El primer cuarto de hora se esfumó sin fútbol ni sustos más allá del que dio Álex Muñoz con una entrada muy peligrosa a Jaime que el árbitro sancionó con amarilla cuando bien pudo ser de otro color.

Mediado el segundo periodo, Alcaraz echó mano de Pombo ante la algarabía popular. Y el canterano devolvió el aire al Zaragoza. Enlazó dos veces seguidas con Álvaro pero el catalán no centró bien en la primera ni controló con precisión en la segunda, echándolo todo a perder. El reloj corría más que cualquiera.

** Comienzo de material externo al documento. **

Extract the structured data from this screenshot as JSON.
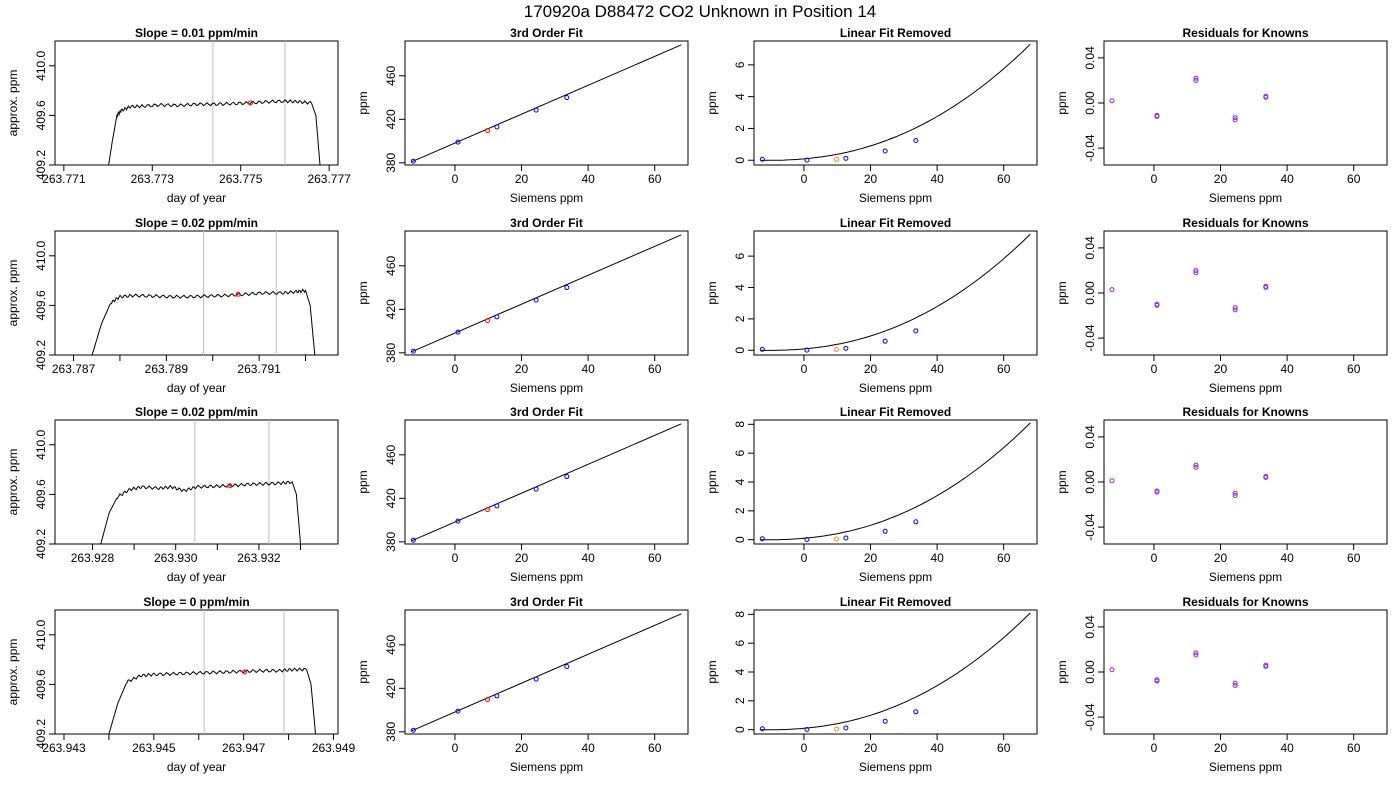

La Romareda, que da más que nadie, tomó conciencia de que o ganaba ella el partido o no lo hacía ningún otro. Así que se puso a ello. Bastaron un par de saques de esquina para encender a la grada y sendas malas ejecuciones para apagar el fuego. El Zaragoza se perdía en su incapacidad.

El Córdoba, el peor visitante de la categoría, sabía que iba a tener una. Los espacios que dejaba un Zaragoza al borde de un ataque de nervios así lo hacían presagiar. Y tuvo dos. Touré disparó fuera y Andrés estuvo a punto de provocar un incendio aún mayor pero Cristian, otra vez, salió al rescate para, al menos, salvar un punto para los de Alcaraz, que solo hizo dos cambios y uno de ellos en el 87.

El empate final provocaba otro ataque de ira y rabia al zaragocismo, que abandonó La Romareda mirando al cielo.